Make this the year you stick to your fitness resolutions with these top tips...
New Year's Day begins the same way every year. You wake up in a bit of a daze, probably with a thumping headache and a dry throat, body aching from who-knows-what damage you've done, which is when you think to yourself, "Wow, I really should start living a healthier life," as if this year will somehow be different from all those that came before. And yet, nothing seems to change.
Except, this year, that’s exactly what’s going to happen. You’re going to make a fitness resolution and we’re going to make sure you stick to it. No more vague pledges. No more unactionable plans that don’t have consequences. No more losing motivation by the second week of January. No. This is the year you unlock your full-potential and become the best version of yourself ever.

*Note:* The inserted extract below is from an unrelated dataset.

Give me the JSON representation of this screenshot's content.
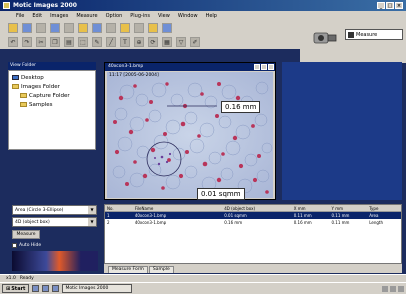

You see, failure to exercise is very rarely a knowledge problem. It’s a motivation problem. So if you’re ready -- really ready -- to chase your dreams and realise your fitness goals this year, then this blog is for you. Whether your goal is to do 15 push-ups, complete a marathon, build muscle-mass, torch that belly fat or anything in between, here are ten simple ways to stick to your fitness resolutions and have your fittest year yet.
No1: Write Your Goals Down (And Measure Them)
The most successful resolutions share two traits: they’re specific and they’re measurable. So avoid making vague, broad, overly-generalised goals and come up with a fitness aim that you can actually measure. And then, once you have settled on your hopes and dreams, write them down because, not only will this help you accomplish them, it will help you figure out the steps you need to take in order to succeed.
For example, instead of saying to yourself, ”I want to lose weight”, set a goal that allows you to map out your route from point A to point B. Something specific like, “I’m going to lose 20 pounds over the next six weeks by embracing a nutritious diet, going to the gym five times a week and signing up for an all-inclusive bootcamp. By breaking down your goals into actionable components, you’re way more likely to stay on track.
No2: Make Your Goals Manageable
This is a resolution, not a far-fetched fantasy, and the difference is attainability. If you’ve never done strength and conditioning before, hitting the weights bench every day of the week will probably lead to a bit of disappointment. And a big reason for this is simple: breaking a lifetime of habits is hard. It takes time, patience, effort and little successes.